Mais pour son avocat, Maître Patrice Tacita, il s’agit avant tout d’un « délit artistique » :
« Mon client ne fait que revendiquer sa liberté d’expression. Seul le tribunal correctionnel pourra juger du fond. »
L’affaire, largement médiatisée, a déclenché un débat brûlant sur la liberté d’expression.
De nombreux soutiens ont comparé l’œuvre de Blow aux caricatures publiées par Charlie Hebdo, où Emmanuel Macron a déjà été représenté décapité ou guillotiné. En Guadeloupe, plusieurs associations et collectifs culturels dénoncent une tentative de museler un artiste engagé et voient dans cette affaire la preuve d’une justice à deux vitesses, plus dure Outre-mer qu’à Paris. Boss Blow, lui, refuse de céder :
« Je ne me sens pas menacé. Je me sens attaqué dans ma liberté d’expression. Et je continuerai à peindre. »
Entre art, mémoire et justice Au-delà de la polémique, l’affaire Boss Blow met en lumière une vérité incontournable : l’art est un miroir qui dérange lorsqu’il dit l’indicible.

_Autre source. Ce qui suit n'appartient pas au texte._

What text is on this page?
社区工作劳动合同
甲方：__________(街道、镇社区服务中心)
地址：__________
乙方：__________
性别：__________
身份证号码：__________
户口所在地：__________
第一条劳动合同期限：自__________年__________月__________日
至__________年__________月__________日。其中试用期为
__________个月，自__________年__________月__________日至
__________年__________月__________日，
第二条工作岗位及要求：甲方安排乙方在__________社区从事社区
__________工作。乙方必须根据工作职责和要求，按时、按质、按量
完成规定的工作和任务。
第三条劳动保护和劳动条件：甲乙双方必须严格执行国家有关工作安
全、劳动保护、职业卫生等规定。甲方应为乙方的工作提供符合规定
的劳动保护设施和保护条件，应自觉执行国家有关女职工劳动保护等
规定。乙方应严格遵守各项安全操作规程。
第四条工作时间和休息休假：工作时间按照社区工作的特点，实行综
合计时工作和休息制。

Ses œuvres, qu’elles plaisent ou qu’elles choquent, rappellent le rôle fondamental de l’artiste : porter la parole d’un peuple et questionner le pouvoir. Aujourd’hui, la justice tranchera. Mais qu’elle condamne ou qu’elle acquitte, une chose est certaine : le nom de Boss Blow est désormais inscrit dans l’histoire de la liberté artistique et de la mémoire antillaise.